Os planos de estabilização anteriores tiveram erros que a atual equipe econômica busca evitar. Foram descartados os congelamentos de preços, bem como regras abruptas e compulsórias de conversão de preços. Tenta-se contornar eventuais bolhas de consumo, juros reais negativos e outras falhas observadas em programas antiinflacionários anteriores.
Contudo, o plano repete um equívoco já vivido antes: a suposição de inflação zero, ou próxima de zero. É verdade que as autoridades econômicas não dizem abertamente que esperam taxas inflacionárias nulas, como foi feito no Plano Cruzado. Mas fica implícito que há esta expectativa.
Desde a criação da URV, o governo proibiu novos contratos com reajustes inferiores a 12 meses; da mesma forma, a política de indexação salarial desaparece com a introdução do real. Na área cambial, a fixação da taxa de câmbio, de forma rígida ou pelo sistema de faixas de flutuação, indica que o governo aposta em taxas de inflação próximas de zero. A sobrevivência de indexadores, como a Ufir, se deve a obstáculos legais à sua extinção.
Se por um lado a destruição dos mecanismos de indexação é necessária para evitar que a inflação inercial renasça e se desenvolva, a hipótese de inflação baixa implica riscos de ruptura dos mecanismos de apoio social da estratégia antiinflacionária do governo.
No caso dos salários, a ausência de correções periódicas pode significar enormes perdas para o trabalhador. A rigidez na fixação da taxa de câmbio também impõe sérios riscos para o balanço de pagamentos.
Trata-se de um jogo de tudo ou nada. Permitir que a indexação continue existindo significa aceitar grande rigidez na tentativa de reduzir a inflação residual do real.
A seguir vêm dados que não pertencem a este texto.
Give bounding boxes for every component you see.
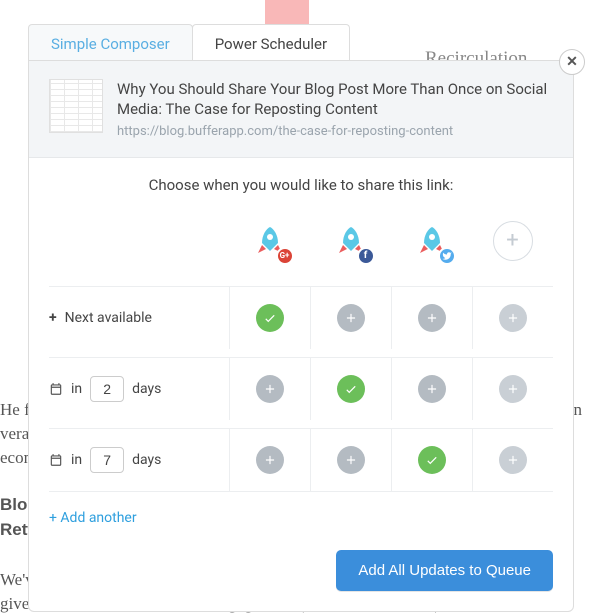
in-label: in xyxy=(71,452,82,468)
row-label-days: in days xyxy=(49,447,229,473)
profile-avatar-twitter[interactable] xyxy=(412,221,452,261)
days-input[interactable] xyxy=(90,376,124,402)
plus-icon: + xyxy=(506,228,518,253)
schedule-grid: G+ f xyxy=(29,210,573,492)
days-input[interactable] xyxy=(90,447,124,473)
bg-highlight xyxy=(265,0,309,24)
slot-toggle[interactable] xyxy=(499,375,527,403)
link-title: Why You Should Share Your Blog Post More… xyxy=(117,79,553,120)
add-profile-button[interactable]: + xyxy=(493,221,533,261)
slot-toggle[interactable] xyxy=(256,304,284,332)
profile-header-row: G+ f xyxy=(49,210,553,272)
slot-toggle[interactable] xyxy=(418,304,446,332)
row-label-days: in days xyxy=(49,376,229,402)
close-button[interactable]: ✕ xyxy=(559,49,585,75)
slot-toggle[interactable] xyxy=(256,446,284,474)
add-all-to-queue-button[interactable]: Add All Updates to Queue xyxy=(336,550,553,591)
in-label: in xyxy=(71,381,82,397)
facebook-badge-icon: f xyxy=(357,247,375,265)
days-label: days xyxy=(132,381,161,397)
link-text: Why You Should Share Your Blog Post More… xyxy=(117,79,553,139)
slot-toggle[interactable] xyxy=(337,304,365,332)
profile-avatar-googleplus[interactable]: G+ xyxy=(250,221,290,261)
profile-cells: G+ f xyxy=(229,210,553,272)
bg-text: vera xyxy=(0,424,29,444)
link-thumbnail xyxy=(49,79,103,133)
modal-footer: Add All Updates to Queue xyxy=(29,526,573,591)
next-available-label: Next available xyxy=(65,310,152,326)
days-label: days xyxy=(132,452,161,468)
time-row-in-days: in days xyxy=(49,428,553,492)
tab-power-scheduler[interactable]: Power Scheduler xyxy=(192,24,350,64)
slot-toggle[interactable] xyxy=(418,446,446,474)
composer-tabs: Simple Composer Power Scheduler xyxy=(28,24,349,64)
googleplus-badge-icon: G+ xyxy=(276,247,294,265)
profile-avatar-facebook[interactable]: f xyxy=(331,221,371,261)
schedule-prompt: Choose when you would like to share this… xyxy=(29,158,573,210)
link-preview-header: Why You Should Share Your Blog Post More… xyxy=(29,61,573,158)
tab-simple-composer[interactable]: Simple Composer xyxy=(28,24,193,64)
twitter-badge-icon xyxy=(438,247,456,265)
time-row-next-available: + Next available xyxy=(49,286,553,349)
plus-icon: + xyxy=(49,310,57,326)
close-icon: ✕ xyxy=(566,54,578,70)
slot-toggle[interactable] xyxy=(499,304,527,332)
slot-toggle[interactable] xyxy=(418,375,446,403)
slot-toggle[interactable] xyxy=(499,446,527,474)
calendar-icon xyxy=(49,453,63,467)
slot-toggle[interactable] xyxy=(337,375,365,403)
calendar-icon xyxy=(49,382,63,396)
row-label-next-available: + Next available xyxy=(49,310,229,326)
time-rows: + Next available in days xyxy=(49,286,553,492)
slot-toggle[interactable] xyxy=(337,446,365,474)
slot-toggle[interactable] xyxy=(256,375,284,403)
add-another-link[interactable]: + Add another xyxy=(29,500,157,526)
power-scheduler-modal: ✕ Why You Should Share Your Blog Post Mo… xyxy=(28,60,574,612)
time-row-in-days: in days xyxy=(49,357,553,420)
link-url: https://blog.bufferapp.com/the-case-for-… xyxy=(117,124,553,139)
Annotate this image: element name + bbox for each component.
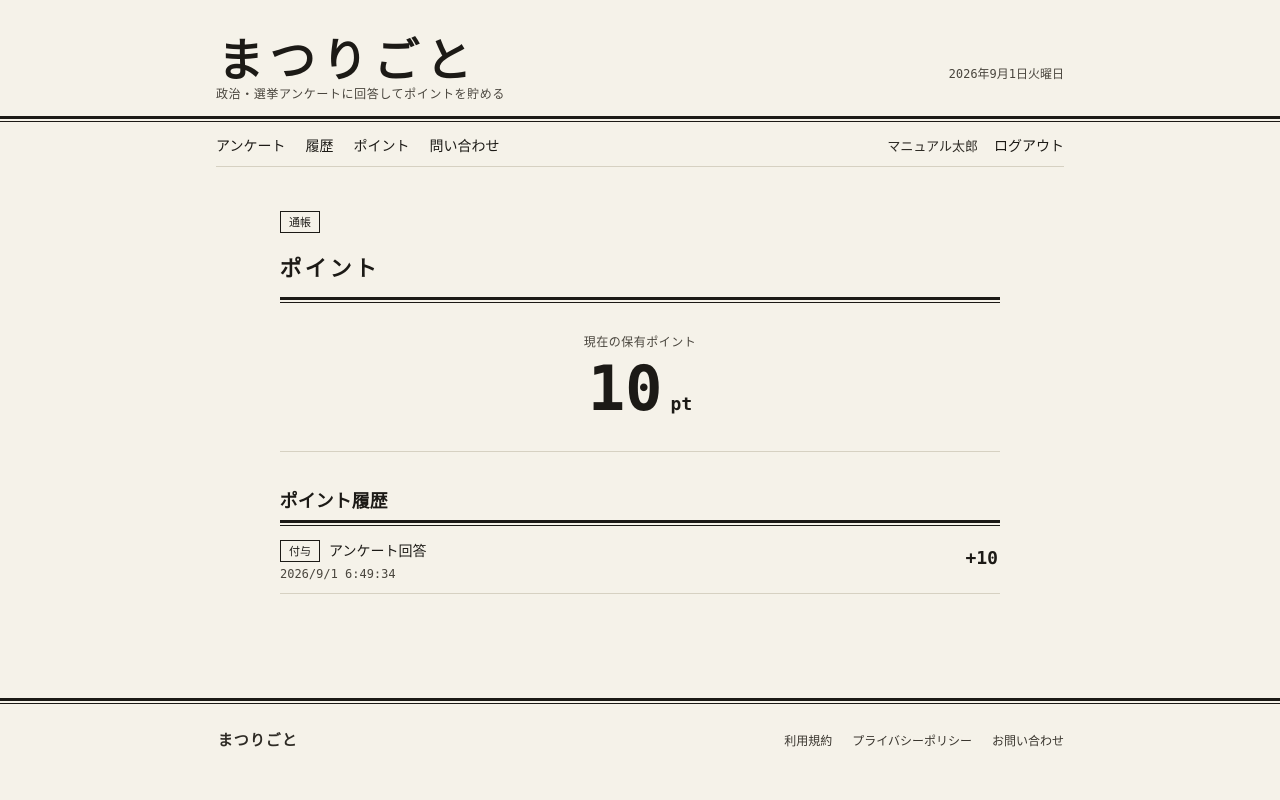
site-tagline: 政治・選挙アンケートに回答してポイントを貯める	[216, 87, 505, 101]
nav-item-points[interactable]: ポイント	[353, 136, 409, 156]
footer-divider	[0, 698, 1280, 704]
footer-link-privacy[interactable]: プライバシーポリシー	[852, 732, 972, 749]
history-row-label: アンケート回答	[329, 544, 427, 560]
footer-links: 利用規約 プライバシーポリシー お問い合わせ	[784, 732, 1064, 749]
points-page: 通帳 ポイント 現在の保有ポイント 10 pt ポイント履歴 付与 アンケート回答…	[280, 211, 1000, 594]
main-nav: アンケート 履歴 ポイント 問い合わせ マニュアル太郎 ログアウト	[216, 128, 1064, 167]
logout-link[interactable]: ログアウト	[994, 136, 1064, 156]
site-header: まつりごと 政治・選挙アンケートに回答してポイントを貯める 2026年9月1日火…	[216, 28, 1064, 118]
history-type-badge: 付与	[280, 540, 320, 562]
user-menu: マニュアル太郎 ログアウト	[887, 136, 1064, 156]
page-tag: 通帳	[280, 211, 320, 233]
balance-display: 10 pt	[280, 356, 1000, 422]
footer-link-terms[interactable]: 利用規約	[784, 732, 832, 749]
title-divider	[280, 297, 1000, 303]
user-name-link[interactable]: マニュアル太郎	[887, 136, 978, 155]
balance-unit: pt	[670, 394, 693, 415]
balance-divider	[280, 451, 1000, 452]
page-title: ポイント	[280, 256, 381, 282]
current-date: 2026年9月1日火曜日	[948, 67, 1064, 81]
nav-item-history[interactable]: 履歴	[305, 136, 333, 156]
history-row: 付与 アンケート回答 2026/9/1 6:49:34 +10	[280, 527, 1000, 594]
nav-item-survey[interactable]: アンケート	[216, 136, 285, 156]
nav-links: アンケート 履歴 ポイント 問い合わせ	[216, 136, 499, 156]
footer-logo[interactable]: まつりごと	[218, 729, 298, 750]
header-divider	[0, 116, 1280, 122]
nav-item-contact[interactable]: 問い合わせ	[429, 136, 499, 156]
history-divider	[280, 520, 1000, 526]
history-title: ポイント履歴	[280, 491, 388, 512]
history-row-amount: +10	[965, 548, 998, 569]
footer-link-contact[interactable]: お問い合わせ	[992, 732, 1064, 749]
balance-panel: 現在の保有ポイント 10 pt	[280, 333, 1000, 422]
site-logo[interactable]: まつりごと	[218, 32, 478, 88]
balance-value: 10	[587, 352, 663, 425]
history-row-timestamp: 2026/9/1 6:49:34	[280, 567, 396, 581]
balance-label: 現在の保有ポイント	[583, 335, 697, 349]
history-row-header: 付与 アンケート回答	[280, 540, 426, 562]
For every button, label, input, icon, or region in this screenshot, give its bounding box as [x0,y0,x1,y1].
Por outro lado, desindexar a economia, além de difícil, implica riscos de tensões sociais e de problemas comerciais com o exterior.
Qualquer aceno de desvalorização cambial ou de fraqueza nas reivindicações trabalhistas para reposição de perdas salariais será como uma pequena gravidez: crescerá inevitavelmente, e desembocará no parto inflacionário.